Unions have started to address how we can extend paid maternity leave to the two thirds of working women who currently don't have access to this entitlement as well as lift the standard entitlement to at least that contained in the ILO Convention. The ACTU has made paid maternity leave one of its priority campaigns and individual unions such as the NTEU, CPSU (both involved with the ACU agreement) and the MEU here in NSW working hard on winning paid maternity leave in the workplace or in industrial tribunals.
This is great but more needs to be done (and by more than a handful of unions) and we need to recognise that an industry by industry and workplace by workplace approach will take a long time and may still leave gaps. Looking at the employers' reaction to the ACU agreement unions running such traditional industrial campaigns will also face significant opposition from employers. The union movement must also recognise that many women work in industries or occupations where unions are not strong and where the work is increasingly precarious.
These are not reasons for not continuing to organise and campaign in workplaces to achieve paid maternity leave but we must look more broadly than that. We must campaign politically and with the broader community to ensure that Governments (both state and federal) do their bit to extend paid maternity entitlements to all women workers. As a first step we need to be lobbying the Federal Government to investigate the costs of providing paid maternity leave in line with the ILO Convention and how this might be achieved (levy on employers, social security, taxation or a combination of these etc). This was a recommendation made by Susan Halliday in the "Pregnant and Productive" report and is supported by the current Sex Discrimination Commissioner, Pru Goward. This research is vital to help us argue our case for a national scheme applying to all women workers. In the lead up to a federal election we should be getting commitments from all the parties and all the candidates that they will support such an investigation. Some might even be willing to support action to ensure Australia meets the terms of the ILO Convention!

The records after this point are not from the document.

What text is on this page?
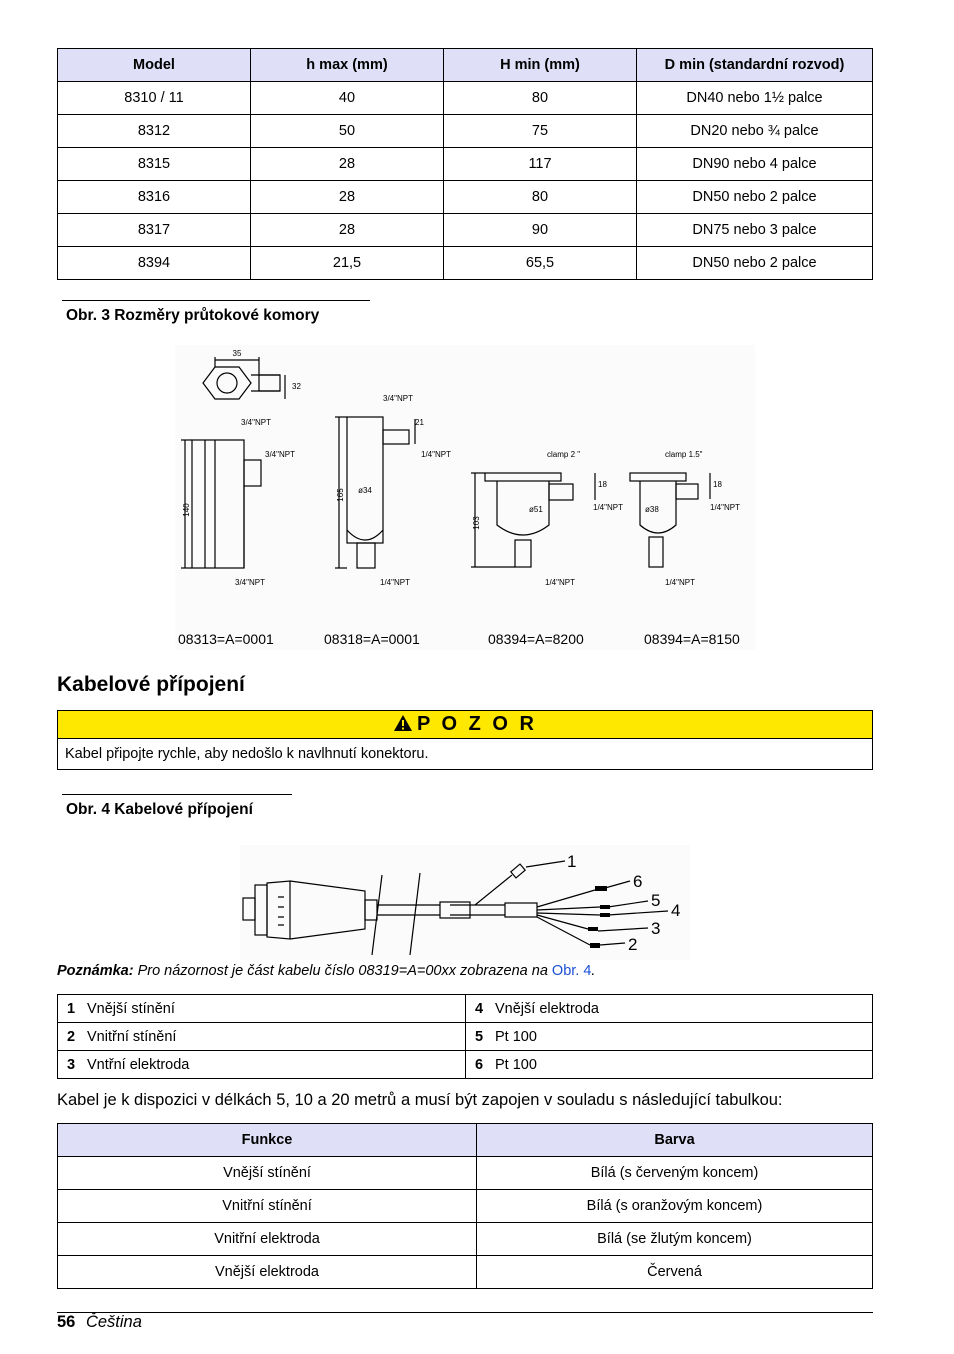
Model	h max (mm)	H min (mm)	D min (standardní rozvod)
8310 / 11	40	80	DN40 nebo 1½ palce
8312	50	75	DN20 nebo ¾ palce
8315	28	117	DN90 nebo 4 palce
8316	28	80	DN50 nebo 2 palce
8317	28	90	DN75 nebo 3 palce
8394	21,5	65,5	DN50 nebo 2 palce
Obr. 3 Rozměry průtokové komory
35
32
3/4"NPT
3/4"NPT
140
3/4"NPT
3/4"NPT
165
21
1/4"NPT
ø34
1/4"NPT
clamp 2 "
18
103
ø51	1/4"NPT
1/4"NPT
clamp 1.5"
18
ø38	1/4"NPT
1/4"NPT
08313=A=0001	08318=A=0001	08394=A=8200	08394=A=8150
Kabelové přípojení
P O Z O R
Kabel připojte rychle, aby nedošlo k navlhnutí konektoru.
Obr. 4 Kabelové přípojení
1
6
5
4
3
2
Poznámka: Pro názornost je část kabelu číslo 08319=A=00xx zobrazena na Obr. 4.
1 Vnější stínění	4 Vnější elektroda
2 Vnitřní stínění	5 Pt 100
3 Vntřní elektroda	6 Pt 100
Kabel je k dispozici v délkách 5, 10 a 20 metrů a musí být zapojen v souladu s následující tabulkou:
Funkce	Barva
Vnější stínění	Bílá (s červeným koncem)
Vnitřní stínění	Bílá (s oranžovým koncem)
Vnitřní elektroda	Bílá (se žlutým koncem)
Vnější elektroda	Červená
56 Čeština
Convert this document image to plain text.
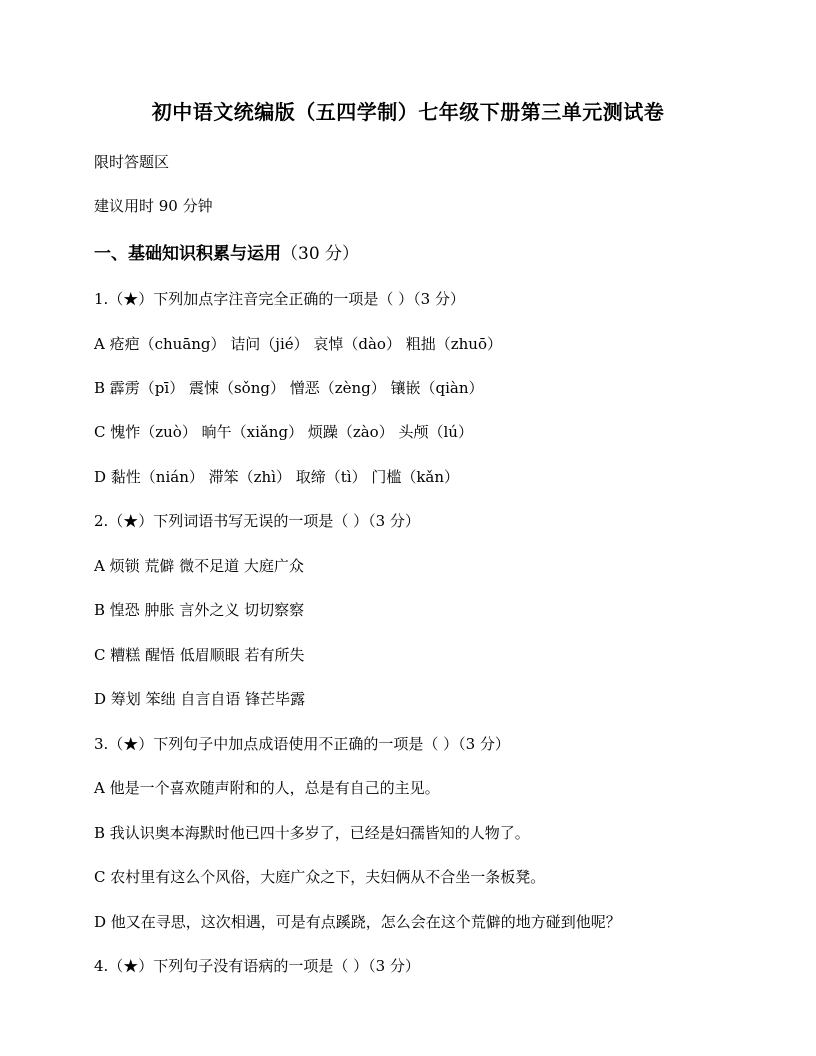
初中语文统编版（五四学制）七年级下册第三单元测试卷
限时答题区
建议用时 90 分钟
一、基础知识积累与运用（30 分）
1.（★）下列加点字注音完全正确的一项是（ ）（3 分）
A 疮疤（chuāng） 诘问（jié） 哀悼（dào） 粗拙（zhuō）
B 霹雳（pī） 震悚（sǒng） 憎恶（zèng） 镶嵌（qiàn）
C 愧怍（zuò） 晌午（xiǎng） 烦躁（zào） 头颅（lú）
D 黏性（nián） 滞笨（zhì） 取缔（tì） 门槛（kǎn）
2.（★）下列词语书写无误的一项是（ ）（3 分）
A 烦锁 荒僻 微不足道 大庭广众
B 惶恐 肿胀 言外之义 切切察察
C 糟糕 醒悟 低眉顺眼 若有所失
D 筹划 笨绌 自言自语 锋芒毕露
3.（★）下列句子中加点成语使用不正确的一项是（ ）（3 分）
A 他是一个喜欢随声附和的人，总是有自己的主见。
B 我认识奥本海默时他已四十多岁了，已经是妇孺皆知的人物了。
C 农村里有这么个风俗，大庭广众之下，夫妇俩从不合坐一条板凳。
D 他又在寻思，这次相遇，可是有点蹊跷，怎么会在这个荒僻的地方碰到他呢？
4.（★）下列句子没有语病的一项是（ ）（3 分）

The Union movement should be under no illusion that achieving paid maternity leave will solve all of our problems. It is only one facet of a much broader picture that allows women (and men) to balance their work and family responsibilities. Issues such as child care, before and after school care, flexibility and control over working hours, carer's leave, job security etc are equally important to parents or those who care for relatives or friends. Unions must also turn our attention to these - sooner rather than later - if we are to live up to our aim of achieving fair and safe workplaces for all of our members.